Vogel’s daughter, Teisha, said she is conflicted because she enjoys tanning, but added the health risks are a worry and may deter her from tanning in the future.
“I like it,” she said. “I like being tanned.”
Teisha said she knows one or two of her friends tan, but said the majority don’t use tanning beds.
“Most don’t have the time or the money,” she said. “Some may not because of health reasons, but I don’t really know. We don’t talk about it.”
Andy Lam, who owns iTan 360 in Okotoks, said he doesn’t have a problem with the Province putting a cap on the age of people using tanning beds.
“Less than one per cent of my customers are under the age of 16,” Lam said.
He requires people under 16 years old to have their parents sign a consent form and their parents also must accompany them to their tanning session.
He said he believes tanning in moderation is not a health risk and can even prevent skin damage if it is used to prepare for a tropical vacation.
“They don’t want to burn and ruin their trip,” he said.
When it comes to skin health, Lam said he believes it is better to pre-tan and avoid a burn in the long run.
“We do burn prevention,” he said.
Lam estimated 70 per cent of his customers use tanning beds prior to a vacation.
Other reasons for indoor tanning are for special occasions like weddings and grad, or for simply cosmetic purposes, he said.
Lam said he would also not be opposed to the government mandating tanning salons to provide their clients with information on the health risks.
“I’m all for that,” he said. “Everybody should be educated.”
However, he said tanning salons should continue to be an option.

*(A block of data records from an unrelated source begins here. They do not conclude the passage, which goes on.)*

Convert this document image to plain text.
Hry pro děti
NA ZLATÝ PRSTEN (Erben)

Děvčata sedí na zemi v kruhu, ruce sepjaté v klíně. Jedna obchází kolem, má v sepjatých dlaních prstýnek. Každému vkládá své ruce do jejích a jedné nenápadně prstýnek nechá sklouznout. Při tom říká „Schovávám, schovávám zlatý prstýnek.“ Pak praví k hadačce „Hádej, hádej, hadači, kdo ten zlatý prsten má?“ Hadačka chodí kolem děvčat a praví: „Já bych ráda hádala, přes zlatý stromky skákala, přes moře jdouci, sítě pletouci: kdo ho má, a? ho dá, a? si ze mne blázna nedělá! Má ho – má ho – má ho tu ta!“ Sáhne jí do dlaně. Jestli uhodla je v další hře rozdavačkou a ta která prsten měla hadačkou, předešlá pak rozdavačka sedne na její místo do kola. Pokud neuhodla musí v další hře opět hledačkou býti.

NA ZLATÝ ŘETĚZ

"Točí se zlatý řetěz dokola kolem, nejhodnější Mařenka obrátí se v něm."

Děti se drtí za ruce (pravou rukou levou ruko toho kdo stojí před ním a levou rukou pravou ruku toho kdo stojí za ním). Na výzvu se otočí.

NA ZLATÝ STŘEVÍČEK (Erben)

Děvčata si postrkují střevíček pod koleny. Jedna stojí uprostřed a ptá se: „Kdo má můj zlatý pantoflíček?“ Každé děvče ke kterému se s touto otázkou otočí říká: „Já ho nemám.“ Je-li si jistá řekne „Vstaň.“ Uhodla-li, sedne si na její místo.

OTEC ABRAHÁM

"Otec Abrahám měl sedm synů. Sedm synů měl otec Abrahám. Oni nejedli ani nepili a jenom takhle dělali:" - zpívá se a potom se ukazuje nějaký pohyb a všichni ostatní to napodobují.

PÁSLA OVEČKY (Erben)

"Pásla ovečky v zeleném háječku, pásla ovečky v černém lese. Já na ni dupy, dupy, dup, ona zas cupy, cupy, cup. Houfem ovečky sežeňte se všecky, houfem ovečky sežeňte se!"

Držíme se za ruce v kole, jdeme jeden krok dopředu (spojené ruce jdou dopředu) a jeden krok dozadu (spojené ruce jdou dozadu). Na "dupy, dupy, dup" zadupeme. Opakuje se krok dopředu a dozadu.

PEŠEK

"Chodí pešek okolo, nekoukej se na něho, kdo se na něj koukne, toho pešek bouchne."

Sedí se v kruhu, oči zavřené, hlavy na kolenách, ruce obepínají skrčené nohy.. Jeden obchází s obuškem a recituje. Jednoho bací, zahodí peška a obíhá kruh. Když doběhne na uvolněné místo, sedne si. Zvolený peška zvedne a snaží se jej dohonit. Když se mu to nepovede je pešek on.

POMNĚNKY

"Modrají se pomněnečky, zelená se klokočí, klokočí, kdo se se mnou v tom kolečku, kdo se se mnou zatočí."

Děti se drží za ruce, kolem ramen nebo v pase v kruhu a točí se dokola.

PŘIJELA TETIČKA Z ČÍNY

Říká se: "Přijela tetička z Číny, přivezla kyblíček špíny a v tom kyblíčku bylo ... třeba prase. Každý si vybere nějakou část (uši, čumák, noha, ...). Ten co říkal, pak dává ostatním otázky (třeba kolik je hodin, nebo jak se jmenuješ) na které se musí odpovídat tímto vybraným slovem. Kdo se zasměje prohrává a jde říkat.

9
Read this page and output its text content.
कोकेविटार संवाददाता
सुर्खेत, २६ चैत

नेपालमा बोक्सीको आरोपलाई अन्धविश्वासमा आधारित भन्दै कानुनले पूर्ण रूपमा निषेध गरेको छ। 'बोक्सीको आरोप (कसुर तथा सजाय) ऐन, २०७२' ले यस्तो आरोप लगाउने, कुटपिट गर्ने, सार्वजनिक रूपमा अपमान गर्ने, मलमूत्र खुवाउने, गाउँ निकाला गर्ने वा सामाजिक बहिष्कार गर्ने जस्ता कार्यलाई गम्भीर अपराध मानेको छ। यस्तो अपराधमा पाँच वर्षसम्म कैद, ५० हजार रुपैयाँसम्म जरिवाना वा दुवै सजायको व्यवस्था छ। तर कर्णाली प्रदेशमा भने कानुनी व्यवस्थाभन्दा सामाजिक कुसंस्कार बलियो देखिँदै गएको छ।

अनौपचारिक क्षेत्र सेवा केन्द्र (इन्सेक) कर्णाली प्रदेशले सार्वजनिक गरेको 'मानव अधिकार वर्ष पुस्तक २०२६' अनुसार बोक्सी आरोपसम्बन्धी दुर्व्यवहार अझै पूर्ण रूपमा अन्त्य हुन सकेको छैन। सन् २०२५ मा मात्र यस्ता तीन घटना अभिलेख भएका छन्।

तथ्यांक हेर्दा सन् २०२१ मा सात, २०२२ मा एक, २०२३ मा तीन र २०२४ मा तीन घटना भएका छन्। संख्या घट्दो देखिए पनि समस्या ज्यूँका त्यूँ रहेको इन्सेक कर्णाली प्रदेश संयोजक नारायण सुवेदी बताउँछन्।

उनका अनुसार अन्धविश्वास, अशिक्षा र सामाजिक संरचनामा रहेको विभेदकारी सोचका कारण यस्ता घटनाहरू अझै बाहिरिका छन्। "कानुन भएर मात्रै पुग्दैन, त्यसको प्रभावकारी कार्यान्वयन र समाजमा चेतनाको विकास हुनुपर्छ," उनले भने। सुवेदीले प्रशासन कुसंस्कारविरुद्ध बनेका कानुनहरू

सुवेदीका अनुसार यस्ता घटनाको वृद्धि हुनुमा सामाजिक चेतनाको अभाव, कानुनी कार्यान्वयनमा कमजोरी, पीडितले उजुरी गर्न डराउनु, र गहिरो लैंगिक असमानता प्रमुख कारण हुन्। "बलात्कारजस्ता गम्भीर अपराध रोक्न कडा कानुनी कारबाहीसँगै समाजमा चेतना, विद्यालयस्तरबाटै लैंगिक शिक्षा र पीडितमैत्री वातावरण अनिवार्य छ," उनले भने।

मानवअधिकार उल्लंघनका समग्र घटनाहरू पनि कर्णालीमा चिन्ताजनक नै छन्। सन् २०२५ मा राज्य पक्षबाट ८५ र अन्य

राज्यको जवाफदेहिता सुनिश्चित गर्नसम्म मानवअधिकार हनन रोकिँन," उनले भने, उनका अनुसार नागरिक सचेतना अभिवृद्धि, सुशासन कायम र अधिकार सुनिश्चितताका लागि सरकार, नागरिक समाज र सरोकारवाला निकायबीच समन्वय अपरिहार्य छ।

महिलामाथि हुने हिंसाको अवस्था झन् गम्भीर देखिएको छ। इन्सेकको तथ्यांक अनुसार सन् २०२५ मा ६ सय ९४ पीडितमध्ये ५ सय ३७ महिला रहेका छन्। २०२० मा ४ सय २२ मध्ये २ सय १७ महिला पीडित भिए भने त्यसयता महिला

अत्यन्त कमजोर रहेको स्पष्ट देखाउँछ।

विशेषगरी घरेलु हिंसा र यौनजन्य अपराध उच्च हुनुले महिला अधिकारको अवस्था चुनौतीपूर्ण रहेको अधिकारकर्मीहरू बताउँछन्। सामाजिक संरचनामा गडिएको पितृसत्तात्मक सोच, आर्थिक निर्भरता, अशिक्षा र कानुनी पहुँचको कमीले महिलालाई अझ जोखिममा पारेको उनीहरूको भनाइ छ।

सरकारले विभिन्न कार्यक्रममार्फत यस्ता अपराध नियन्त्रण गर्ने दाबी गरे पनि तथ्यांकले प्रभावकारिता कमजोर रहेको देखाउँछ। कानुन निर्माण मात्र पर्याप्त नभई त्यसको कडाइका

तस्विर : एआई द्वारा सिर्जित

He said people seek out the sun because it makes them feel good and look better and because they enjoy doing things outside and can’t always be covered up.
“Alberta Health Services wants us to stay in the basement 24/seven,” he said. “I think it’s not being real.”
There is such a thing as too much tanning, Lam said, and he encourages his clients to take a break.
“I don’t think you should tan every day,” he said. “Maybe a couple of times a week.”
Lam started tanning around 10 years ago to deal with breakouts on his skin.
He said tanning helps dry out his oily skin and also helps people with skin conditions like psoriasis.
AHS medical officer of health Dr. Laura McLeod disputes the use of occasional tanning as a solution to burning, and particularly as a preventative measure against skin cancer.
“There is no such thing as tanning in moderation, when it comes to indoor tanning,” said McLeod. “A tan is a sign of skin damage, which can lead to skin cancer.
AHS said research shows the chance of getting melanoma doubles with 10 or more sessions in a tanning bed. Melanoma is the most prevalent cancer amongst young people and according to the Alberta Cancer Registry 73 people died of melanoma and 543 were diagnosed with the disease in 2010.